Faut-il renoncer à la culture de la betterave sucrière en Suisse et importer notre sucre? Peut-on vivre sans sucre suisse? On fait le point.
Oui, les plantes aussi ont des virus
Les betteraves suisses et européennes sont attaquées par un virus qui provoque une jaunisse. Cette maladie réduit les racines et, donc, leur teneur en sucre, raison pour laquelle on les cultive. En 2020, les effets de cette maladie ont engendré une baisse catastrophique de la récolte, particulièrement en Suisse occidentale (par exemple près de 40% en moyenne pour le canton de Vaud, qui représente un quart de la production suisse). Ceci s’ajoute à d’autres problèmes culturaux survenus ces dernières années.
Ce virus se transmet via une piqûre de puceron. Si la présence de ces insectes n’est en général pas un danger pour les plantes cultivées, la transmission de la maladie est ici le vrai problème: deux pucerons suffisent pour inoculer le virus à une plante.
Hélas, les prédateurs naturels des pucerons, comme les coccinelles, sont insuffisants pour les éradiquer. Les betteraviers sont donc contraints de traiter leurs récoltes avec des insecticides. La technique de l’enrobage de la graine avec des néonicotinoïdes a été interdite en Europe et en Suisse en 2019 et les traitements alternatifs par épandage ne sont pas aussi efficaces.
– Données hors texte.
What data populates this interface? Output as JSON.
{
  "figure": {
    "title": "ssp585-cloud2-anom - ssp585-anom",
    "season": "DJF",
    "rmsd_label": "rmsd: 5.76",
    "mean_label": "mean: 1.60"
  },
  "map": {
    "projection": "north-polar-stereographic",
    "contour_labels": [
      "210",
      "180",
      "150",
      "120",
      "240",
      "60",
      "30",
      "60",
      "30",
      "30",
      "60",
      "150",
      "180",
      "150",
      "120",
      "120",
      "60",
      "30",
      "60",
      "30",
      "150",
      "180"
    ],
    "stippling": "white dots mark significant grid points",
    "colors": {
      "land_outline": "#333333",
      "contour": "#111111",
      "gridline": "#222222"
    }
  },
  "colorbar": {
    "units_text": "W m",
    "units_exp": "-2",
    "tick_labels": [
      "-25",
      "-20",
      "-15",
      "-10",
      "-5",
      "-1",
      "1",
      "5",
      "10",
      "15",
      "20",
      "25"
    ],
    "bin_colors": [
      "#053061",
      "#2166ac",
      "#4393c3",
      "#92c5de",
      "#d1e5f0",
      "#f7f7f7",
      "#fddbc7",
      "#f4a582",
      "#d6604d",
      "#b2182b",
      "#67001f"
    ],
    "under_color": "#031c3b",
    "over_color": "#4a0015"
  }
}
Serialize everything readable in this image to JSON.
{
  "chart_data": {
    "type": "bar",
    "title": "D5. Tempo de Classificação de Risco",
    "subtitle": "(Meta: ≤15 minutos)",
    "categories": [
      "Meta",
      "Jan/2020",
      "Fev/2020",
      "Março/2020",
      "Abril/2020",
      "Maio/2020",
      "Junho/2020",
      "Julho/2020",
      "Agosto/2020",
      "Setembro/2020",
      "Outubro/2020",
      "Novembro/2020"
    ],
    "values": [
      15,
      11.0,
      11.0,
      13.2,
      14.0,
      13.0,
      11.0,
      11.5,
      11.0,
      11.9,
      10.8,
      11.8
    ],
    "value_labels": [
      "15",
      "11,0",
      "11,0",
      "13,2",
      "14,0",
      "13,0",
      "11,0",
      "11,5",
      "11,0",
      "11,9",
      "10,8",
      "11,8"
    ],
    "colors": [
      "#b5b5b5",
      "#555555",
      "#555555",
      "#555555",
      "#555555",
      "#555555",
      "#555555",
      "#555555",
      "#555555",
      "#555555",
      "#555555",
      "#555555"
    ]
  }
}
Pour contrer la jaunisse, l’enrobage par néonicotinoïdes a donc provisoirement été autorisé en Europe pour trois ans. Sollicité par les professionnels pour faire de même en Suisse, l’Office fédéral de l’agriculture (OFAG) a finalement maintenu l’interdiction et autorisé deux autres produits pour les betteraves, mais moins efficaces.
Toute une filière 100% suisse concernée
Les betteraves sont semées au printemps et poussent jusqu’à l’automne, où elles sont récoltées en entier, feuilles et racine. C’est de la racine qu’est extrait le sucre, via un processus appliqué en Suisse dans deux usines à Aarberg (BE) et Frauenfeld (TG). Comment ça marche? Réponse ici en vidéo.
C’est donc toute une filière, comprenant infrastructures et emplois, qui dépend de la culture des betteraves sucrières en Suisse. Et c’est aussi une garantie de qualité et de respect des normes de pouvoir assurer de A à Z l’ensemble du processus de transformation sur sol suisse.
Mais, on l’a vu, cette plante est fragile. Et les moyens de lutte alternatifs aux produits de protection font défaut. La recherche s’active à développer des variétés plus résistantes, mais elle a encore besoin de plusieurs années pour aboutir.
Dans le canton de Vaud, les organisations professionnelles et l’État se sont associés pour venir en aide aux betteraviers frappés par cette crise. Un plan de soutien financier conditionné à la réduction du recours aux produits phytosanitaires a été mis en place en novembre 2020 afin de permettre aux producteurs de compenser en partie les pertes.
Faut-il renoncer à la betterave suisse et importer notre sucre?
«C’est un poison qui donne le diabète et rend les gens obèses», s’offusquent les détracteurs du sucre. C’est oublier que, comme toute chose, il doit être consommé avec modération. En outre, c’est le carburant essentiel du cerveau: il a permis à l’être humain de devenir ce qu’il est. On le trouve aussi dans les fruits, c’est un aliment de base, comme la farine, les œufs, le lait ou le sel. Le sucre est un composant essentiel des aliments usuels traditionnels et locaux: biscuits, chocolat, confiture…
Si la production suisse s’effondre parce que les maladies diminuent les rendements, empêchant ainsi les sucreries d’Aarberg et Frauenfeld de tourner correctement, il faudra importer car dans le même temps la consommation, elle, se poursuivra. Il s’agira alors soit de sucre européen tiré de betteraves produites avec des néonicotinoïdes prohibés en Suisse, soit du sucre de canne (ou du sirop de glucose) produit beaucoup plus loin, dans des conditions que l’on ne contrôle pas. En d’autres termes, une forme de concurrence déloyale.